It might be a well-known technique, but as a cyan, my perspective is quite limited. Regardless, I independently invented this and am posting it here.
By the way, interesting educational blogs on Codeforces have been becoming increasingly rare lately...
Example Problem
Given an array of length $$$n$$$, initially filled with $$$1$$$s. You need to handle $$$Q$$$ operations.
For the function $$$f(x)=\frac{1}{x}$$$:
Given an interval $$$[l,r]$$$ and a positive integer $$$x$$$, add $$$x$$$ to all elements in the interval.
Given an interval $$$[l,r]$$$, compute $$$\sum_{i=l}^r f(a[i])$$$, preserving four significant decimal digits of precision.

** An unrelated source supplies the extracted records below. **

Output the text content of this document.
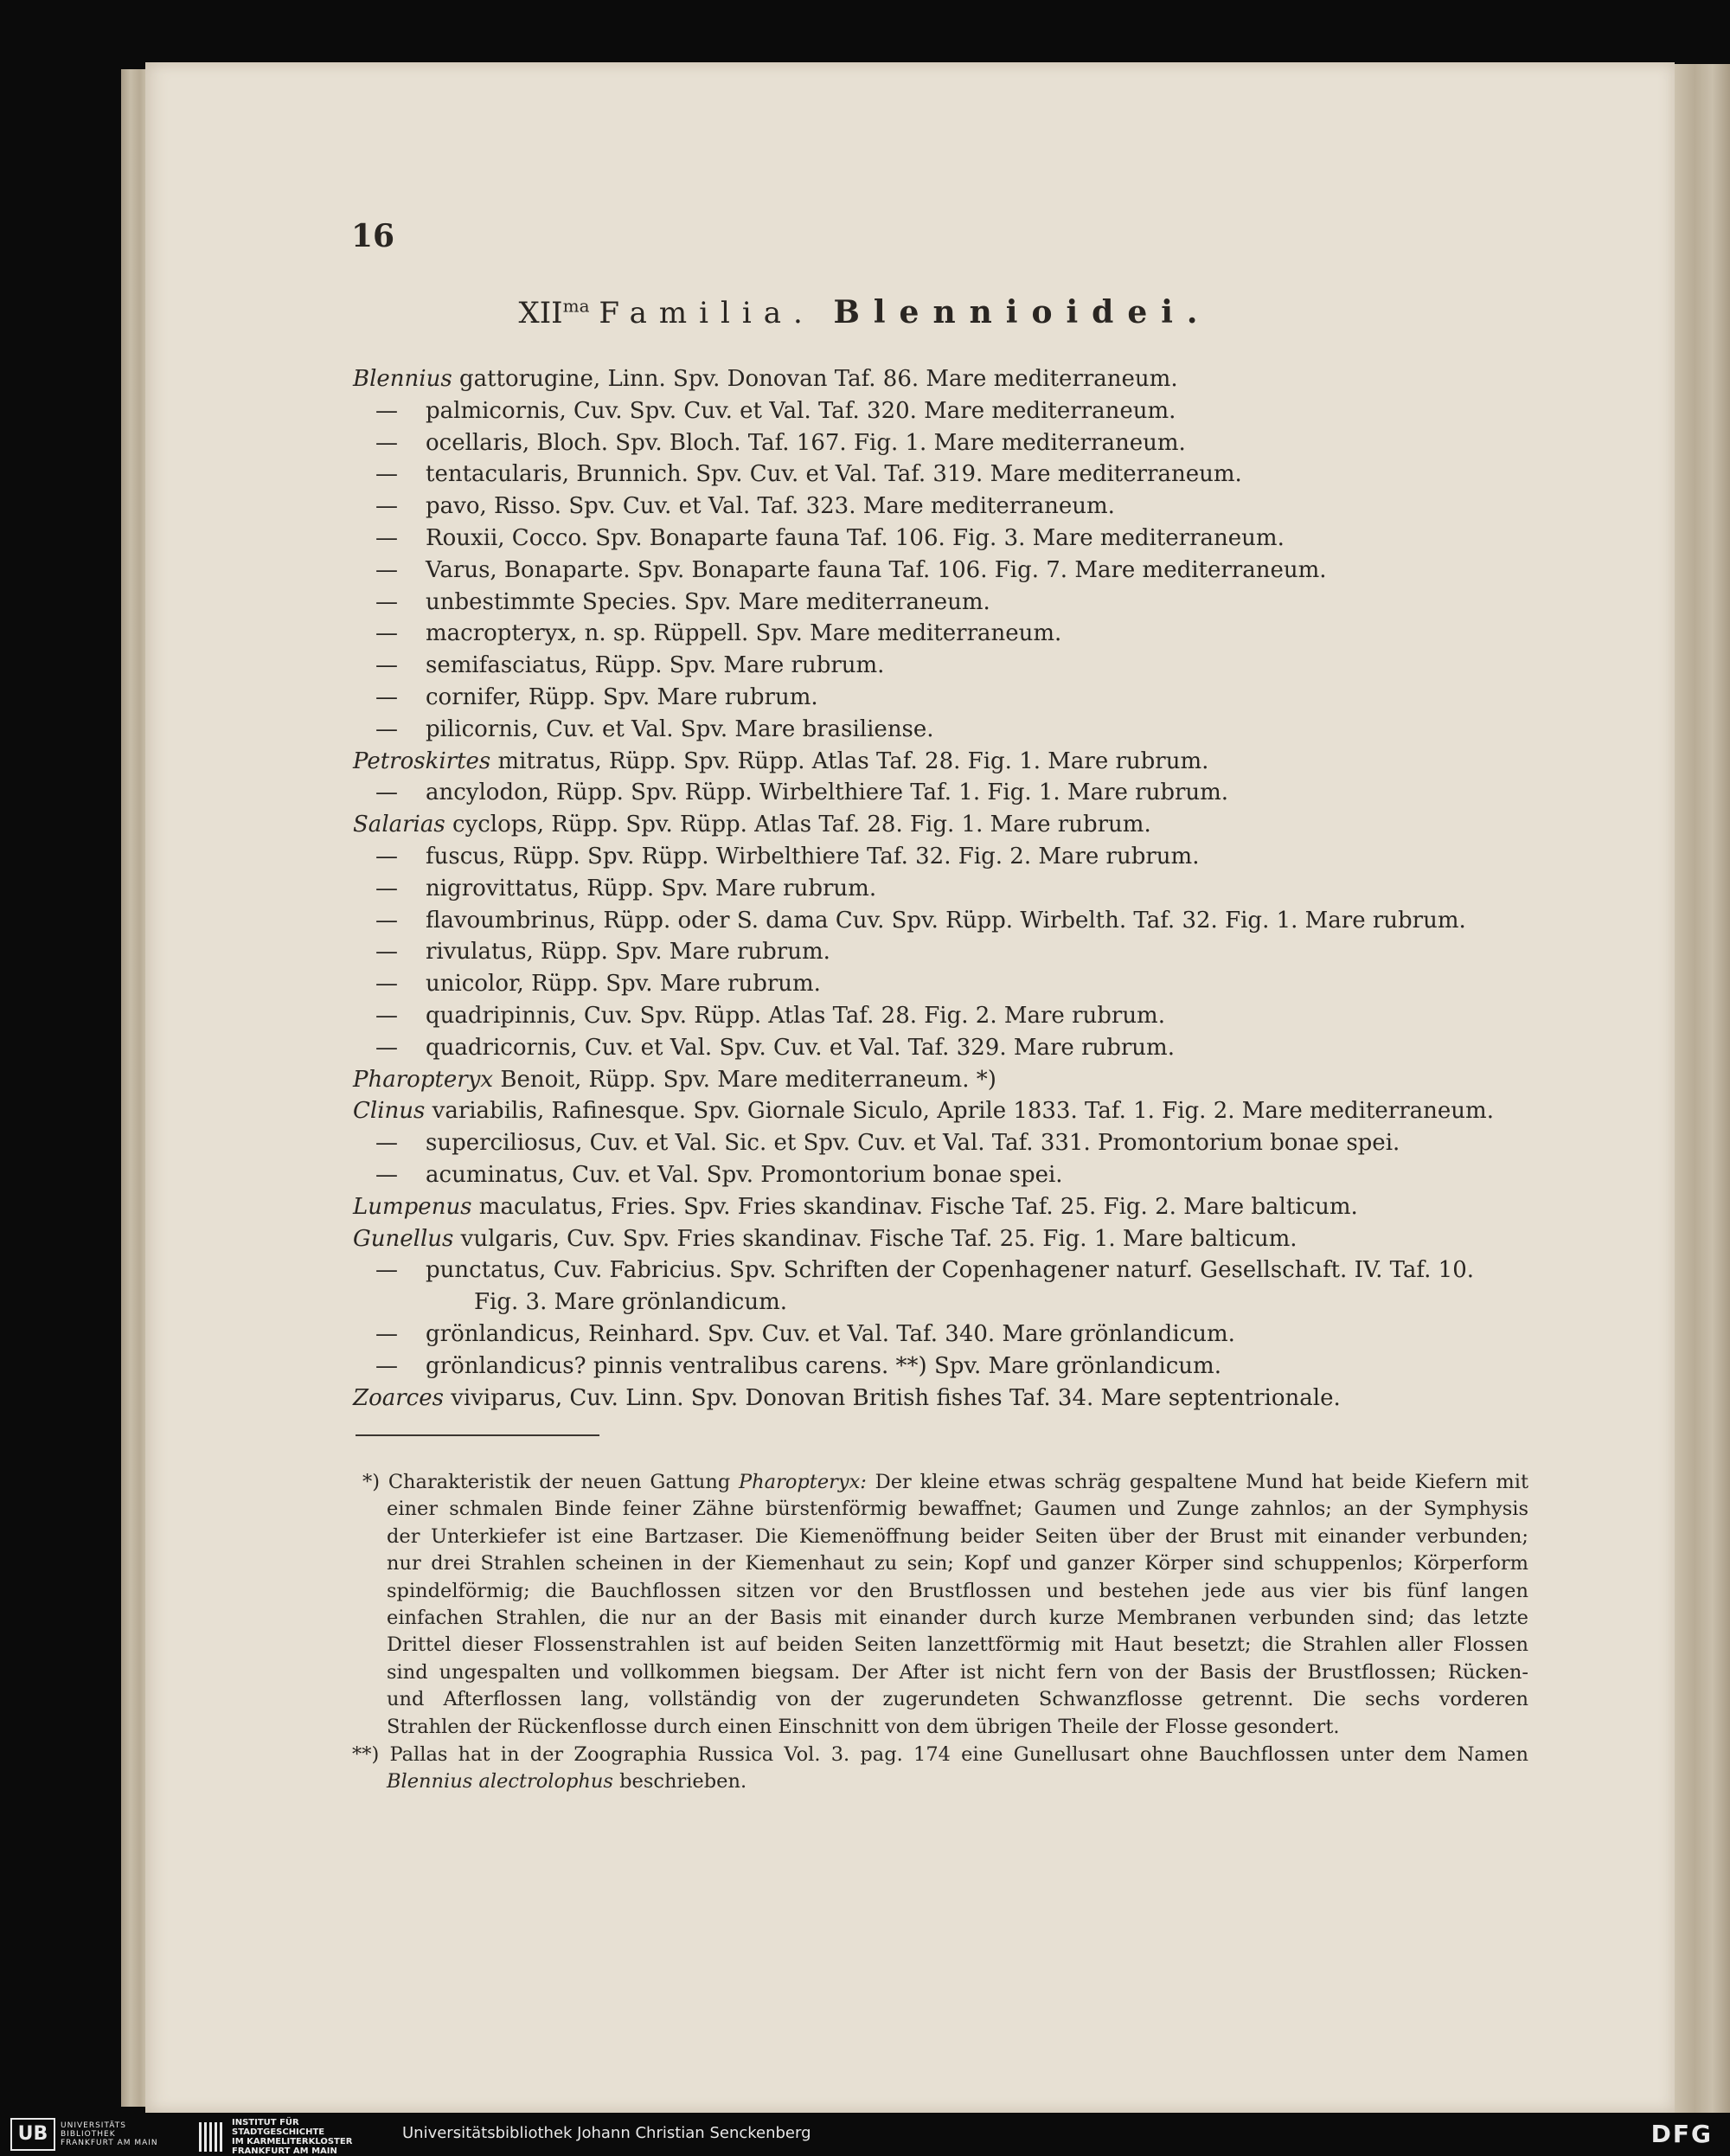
16
$XII^{ma}$ Familia. Blennioidei.
Blennius gattorugine, Linn. Spv. Donovan Taf. 86. Mare mediterraneum.
— palmicornis, Cuv. Spv. Cuv. et Val. Taf. 320. Mare mediterraneum.
— ocellaris, Bloch. Spv. Bloch. Taf. 167. Fig. 1. Mare mediterraneum.
— tentacularis, Brunnich. Spv. Cuv. et Val. Taf. 319. Mare mediterraneum.
— pavo, Risso. Spv. Cuv. et Val. Taf. 323. Mare mediterraneum.
— Rouxii, Cocco. Spv. Bonaparte fauna Taf. 106. Fig. 3. Mare mediterraneum.
— Varus, Bonaparte. Spv. Bonaparte fauna Taf. 106. Fig. 7. Mare mediterraneum.
— unbestimmte Species. Spv. Mare mediterraneum.
— macropteryx, n. sp. Rüppell. Spv. Mare mediterraneum.
— semifasciatus, Rüpp. Spv. Mare rubrum.
— cornifer, Rüpp. Spv. Mare rubrum.
— pilicornis, Cuv. et Val. Spv. Mare brasiliense.
Petroskirtes mitratus, Rüpp. Spv. Rüpp. Atlas Taf. 28. Fig. 1. Mare rubrum.
— ancylodon, Rüpp. Spv. Rüpp. Wirbelthiere Taf. 1. Fig. 1. Mare rubrum.
Salarias cyclops, Rüpp. Spv. Rüpp. Atlas Taf. 28. Fig. 1. Mare rubrum.
— fuscus, Rüpp. Spv. Rüpp. Wirbelthiere Taf. 32. Fig. 2. Mare rubrum.
— nigrovittatus, Rüpp. Spv. Mare rubrum.
— flavoumbrinus, Rüpp. oder S. dama Cuv. Spv. Rüpp. Wirbelth. Taf. 32. Fig. 1. Mare rubrum.
— rivulatus, Rüpp. Spv. Mare rubrum.
— unicolor, Rüpp. Spv. Mare rubrum.
— quadripinnis, Cuv. Spv. Rüpp. Atlas Taf. 28. Fig. 2. Mare rubrum.
— quadricornis, Cuv. et Val. Spv. Cuv. et Val. Taf. 329. Mare rubrum.
Pharopteryx Benoit, Rüpp. Spv. Mare mediterraneum. *)
Clinus variabilis, Rafinesque. Spv. Giornale Siculo, Aprile 1833. Taf. 1. Fig. 2. Mare mediterraneum.
— superciliosus, Cuv. et Val. Sic. et Spv. Cuv. et Val. Taf. 331. Promontorium bonae spei.
— acuminatus, Cuv. et Val. Spv. Promontorium bonae spei.
Lumpenus maculatus, Fries. Spv. Fries skandinav. Fische Taf. 25. Fig. 2. Mare balticum.
Gunellus vulgaris, Cuv. Spv. Fries skandinav. Fische Taf. 25. Fig. 1. Mare balticum.
— punctatus, Cuv. Fabricius. Spv. Schriften der Copenhagener naturf. Gesellschaft. IV. Taf. 10.
Fig. 3. Mare grönlandicum.
— grönlandicus, Reinhard. Spv. Cuv. et Val. Taf. 340. Mare grönlandicum.
— grönlandicus? pinnis ventralibus carens. **) Spv. Mare grönlandicum.
Zoarces viviparus, Cuv. Linn. Spv. Donovan British fishes Taf. 34. Mare septentrionale.
*) Charakteristik der neuen Gattung Pharopteryx: Der kleine etwas schräg gespaltene Mund hat beide Kiefern mit
einer schmalen Binde feiner Zähne bürstenförmig bewaffnet; Gaumen und Zunge zahnlos; an der Symphysis
der Unterkiefer ist eine Bartzaser. Die Kiemenöffnung beider Seiten über der Brust mit einander verbunden;
nur drei Strahlen scheinen in der Kiemenhaut zu sein; Kopf und ganzer Körper sind schuppenlos; Körperform
spindelförmig; die Bauchflossen sitzen vor den Brustflossen und bestehen jede aus vier bis fünf langen
einfachen Strahlen, die nur an der Basis mit einander durch kurze Membranen verbunden sind; das letzte
Drittel dieser Flossenstrahlen ist auf beiden Seiten lanzettförmig mit Haut besetzt; die Strahlen aller Flossen
sind ungespalten und vollkommen biegsam. Der After ist nicht fern von der Basis der Brustflossen; Rücken-
und Afterflossen lang, vollständig von der zugerundeten Schwanzflosse getrennt. Die sechs vorderen
Strahlen der Rückenflosse durch einen Einschnitt von dem übrigen Theile der Flosse gesondert.
**) Pallas hat in der Zoographia Russica Vol. 3. pag. 174 eine Gunellusart ohne Bauchflossen unter dem Namen
Blennius alectrolophus beschrieben.
UB	UNIVERSITÄTS
BIBLIOTHEK
FRANKFURT AM MAIN
INSTITUT FÜR
STADTGESCHICHTE
IM KARMELITERKLOSTER
FRANKFURT AM MAIN
Universitätsbibliothek Johann Christian Senckenberg	DFG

Before this, I asked chromate00, who said this problem seemed utterly ridiculous and completely impossible at first glance. I believe anyone seeing this problem for the first time would agree. This blog will present a technique to solve this problem, and it can also replace $$$f(x)=\frac{1}{x}$$$ with any function whose derivative is relatively small (this might sound vague—I hadn't calculated the exact criteria before retiring, but perhaps any function with a codomain in $$$[0,1]$$$ would work? Feel free to add insights).
Sol
When handling a single number for $$$f(x)=\frac{1}{x}$$$, the maximum acceptable error is $$$\epsilon/n$$$. Thus, its structure resembles a division-based partitioning (like block division for integer division). This ensures that the entire range $$$\mathbb{R}^+$$$ is divided into $$$\sqrt{n/\epsilon}$$$ intervals, keeping the error of $$$f(x)$$$ within reasonable bounds for each interval. Of course, this method is too naive. With a complexity of $$$O(n^{1.5} \cdot \epsilon^{-1})$$$ multiplied by many $$$\log$$$ factors, it can't even outperform the most basic brute-force approach. Inspired by DIVCNT1 (where min25 used linear functions instead of simple constants to fit the $$$f$$$ curve), we attempt to approximate $$$f$$$ using multiple polynomial functions—essentially a Taylor expansion. A segment tree can easily maintain the sum of polynomial functions.
But here's a problem :nerd: what if, after incrementing a number, it crosses the boundary of the current polynomial and enters a new one? The solution is simple—since there are only increments and no decrements, each position crosses polynomial boundaries a limited number of times. Thus, brute-force maintenance suffices.
Complexity Analysis
I can't prove it? My guess is $$$O(\log ^{\text{a lot}} \cdot (n \cdot \epsilon^{-1})^{1+1/k} \cdot k^3)$$$. There are many $$$\log$$$ factors here, but I provide code that, at least for $$$2 \times 10^5$$$ data, is atleast 3x as fast as brute-force.